Data Formats

Thursday, July 31, 2025

A data format is a standardized way of encoding, storing, and representing data, allowing different software applications to interpret and process it. I was reminded of this recently when a link was shared to From XML to JSON to CBOR which discusses three pivotal data formats and their evolution.

Some data formats that Factor supports in its extensive standard library:

Bencode or BitTorrent encoding
BSON or Binary JSON
CBOR or Concise Binary Object Representation
CSV or Comma-separated values
JSON or JavaScript Object Notation
MessagePack – It’s like JSON, but fast and small
TOML or Tom’s Obvious Minimal Language
TXON or Text Object Notation
XML or Extensible Markup Language
YAML or Yet Another Markup Language

Most of these are general purpose and can encode most basic object types, including nested structures.

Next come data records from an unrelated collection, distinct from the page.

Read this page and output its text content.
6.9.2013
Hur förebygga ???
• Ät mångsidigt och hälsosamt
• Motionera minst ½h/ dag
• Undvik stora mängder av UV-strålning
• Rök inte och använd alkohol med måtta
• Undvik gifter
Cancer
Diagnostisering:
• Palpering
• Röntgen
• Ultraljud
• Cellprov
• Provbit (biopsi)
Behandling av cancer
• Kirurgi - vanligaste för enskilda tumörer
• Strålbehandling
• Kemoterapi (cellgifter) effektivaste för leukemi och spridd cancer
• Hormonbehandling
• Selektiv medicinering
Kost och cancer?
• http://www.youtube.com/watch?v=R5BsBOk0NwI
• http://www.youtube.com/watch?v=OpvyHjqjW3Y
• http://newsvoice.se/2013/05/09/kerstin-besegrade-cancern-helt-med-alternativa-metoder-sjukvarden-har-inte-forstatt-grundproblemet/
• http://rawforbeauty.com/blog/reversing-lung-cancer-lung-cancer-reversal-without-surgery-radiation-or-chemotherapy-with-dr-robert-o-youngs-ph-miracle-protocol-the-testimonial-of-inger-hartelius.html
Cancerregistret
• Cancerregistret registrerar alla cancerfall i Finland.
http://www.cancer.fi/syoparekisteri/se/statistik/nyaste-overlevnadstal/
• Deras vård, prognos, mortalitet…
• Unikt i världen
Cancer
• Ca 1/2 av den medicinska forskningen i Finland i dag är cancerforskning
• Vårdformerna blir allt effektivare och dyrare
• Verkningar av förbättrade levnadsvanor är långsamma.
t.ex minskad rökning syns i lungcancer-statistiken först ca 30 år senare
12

With some exceptions – for example csv doesn’t support nesting, txon supports only string keys and values, and xml requires some manual object-to-XML conversion.

In any event, here is an example showing data that round-trips through seven different data formats:

IN: scratchpad LH{
                   { "name" "Factor" }
                   { "age" 22 }
                   { "list" { 4 8 15 16 23 42 } }
                   { "map" { LH{ { "one" 1 } { "two" 2 } } } }
               } [
                   >json json>
                   >msgpack msgpack>
                   >toml toml>
                   >cbor cbor>
                   >bson bson>
                   >bencode bencode>
                   >yaml yaml>
               ] keep = .
t

There are two more data formats that might not be obvious, but also round-trip:

The serialize vocabulary: object>bytes bytes>object
The prettyprint vocabulary: [ unparse ] without-limits eval( -- obj )

And there are probably many more useful ones we could add to the standard library. For example, Zig has a new data format I’d love to support someday called Zon or Zig Object Notation.

PR’s welcome!